With increased restrictions on movement, humanitarian organizations’ access to vulnerable populations becomes significantly harder. Prior to the COVID-19 outbreak, areas like Sinjar in Iraq and Taiz in Yemen were difficult for humanitarian organizations to reach. The plethora of armed actors, numerous checkpoints, and ongoing conflict have always been impediments in reaching vulnerable populations. Now, however, these areas risk becoming more isolated and secluded as their vulnerable inhabitants struggle to combat the spread of this virus.
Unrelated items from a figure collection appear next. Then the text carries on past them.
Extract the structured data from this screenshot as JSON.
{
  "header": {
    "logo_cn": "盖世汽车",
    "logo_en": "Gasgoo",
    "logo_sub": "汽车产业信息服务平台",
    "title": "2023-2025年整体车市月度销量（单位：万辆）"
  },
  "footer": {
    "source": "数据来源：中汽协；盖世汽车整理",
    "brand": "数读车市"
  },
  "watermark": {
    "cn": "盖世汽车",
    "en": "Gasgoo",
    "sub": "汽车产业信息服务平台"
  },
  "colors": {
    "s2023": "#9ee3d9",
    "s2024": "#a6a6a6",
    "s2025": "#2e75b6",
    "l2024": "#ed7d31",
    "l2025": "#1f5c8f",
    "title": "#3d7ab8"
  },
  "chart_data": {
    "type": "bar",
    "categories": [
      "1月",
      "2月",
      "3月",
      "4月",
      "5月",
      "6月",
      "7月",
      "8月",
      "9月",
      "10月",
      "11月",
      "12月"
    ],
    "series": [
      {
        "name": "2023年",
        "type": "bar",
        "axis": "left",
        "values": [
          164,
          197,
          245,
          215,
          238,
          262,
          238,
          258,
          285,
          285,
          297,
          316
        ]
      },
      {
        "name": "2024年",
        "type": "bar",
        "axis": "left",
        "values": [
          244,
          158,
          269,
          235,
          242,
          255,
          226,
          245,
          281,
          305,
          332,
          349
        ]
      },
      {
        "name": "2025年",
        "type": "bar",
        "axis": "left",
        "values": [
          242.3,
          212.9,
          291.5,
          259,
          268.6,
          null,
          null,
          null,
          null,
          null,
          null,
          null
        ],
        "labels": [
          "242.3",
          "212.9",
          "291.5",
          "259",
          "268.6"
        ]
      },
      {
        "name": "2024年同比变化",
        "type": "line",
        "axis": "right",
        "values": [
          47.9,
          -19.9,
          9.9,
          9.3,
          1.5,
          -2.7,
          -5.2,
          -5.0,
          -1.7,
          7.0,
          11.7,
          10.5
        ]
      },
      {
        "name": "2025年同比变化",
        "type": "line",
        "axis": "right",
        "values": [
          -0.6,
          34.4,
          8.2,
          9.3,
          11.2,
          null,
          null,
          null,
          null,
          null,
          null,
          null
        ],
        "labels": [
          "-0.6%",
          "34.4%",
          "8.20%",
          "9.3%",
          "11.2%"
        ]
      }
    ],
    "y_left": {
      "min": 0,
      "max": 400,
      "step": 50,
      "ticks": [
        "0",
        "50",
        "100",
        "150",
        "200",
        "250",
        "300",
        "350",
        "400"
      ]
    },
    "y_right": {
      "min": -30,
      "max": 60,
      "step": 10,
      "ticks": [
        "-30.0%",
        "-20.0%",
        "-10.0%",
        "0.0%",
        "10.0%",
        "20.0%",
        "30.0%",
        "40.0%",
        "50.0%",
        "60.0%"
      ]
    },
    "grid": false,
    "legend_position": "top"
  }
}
According to the Norwegian Refugee Council’s experience, displaced “populations are often left out of disaster and epidemic preparedness planning, even at the best of times.” Therefore, local authorities, international organizations and donors must work jointly to ensure full inclusion of displaced communities in national response plans. The international community also needs to ensure that displaced communities are prioritized in vaccine programs and other response efforts to tackle this outbreak.
All displaced communities should have equal access to healthcare services, particularly in areas where living conditions for refugees and internally displaced communities are currently dismal. Local governments must allow humanitarian access to all populations and not politicize aid to areas exclusively under their control. All preventative measures undertaken by governments must be applied to all populations in its territory in a non-discriminatory manner. Additionally, it is imperative that this outbreak does not lead to further stigmatization of already vulnerable and marginalized groups.
Humanitarian donors have role to play as well. Humanitarian organizations need the funding flexibility to be able to scale up water, sanitation, and hygiene programs, improve the health response, and take other necessary actions to help avoid a catastrophe.
Humanitarian organizations also play a critical role in combatting panic and misinformation. Part of the humanitarian communities’ work is ensuring displaced people have access to accurate information and raise awareness on how people can protect themselves. The alarmist language often used to describe this virus risks raising fears among the displaced population—a group that has already been exposed to trauma—and humanitarians play a role in balancing raising awareness with calmly setting realistic expectations.
Although governments around the world are working to combat the COVID-19 pandemic, it is important that refugee populations are included in these protection efforts. The world is dealing with an indiscriminate virus, meaning inclusive and non-discriminatory policies are the only way to eliminate this pandemic comprehensively.
Basma Alloush is a former Nonresident Fellow at TIMEP focusing on humanitarian trends and emerging issues in MENA.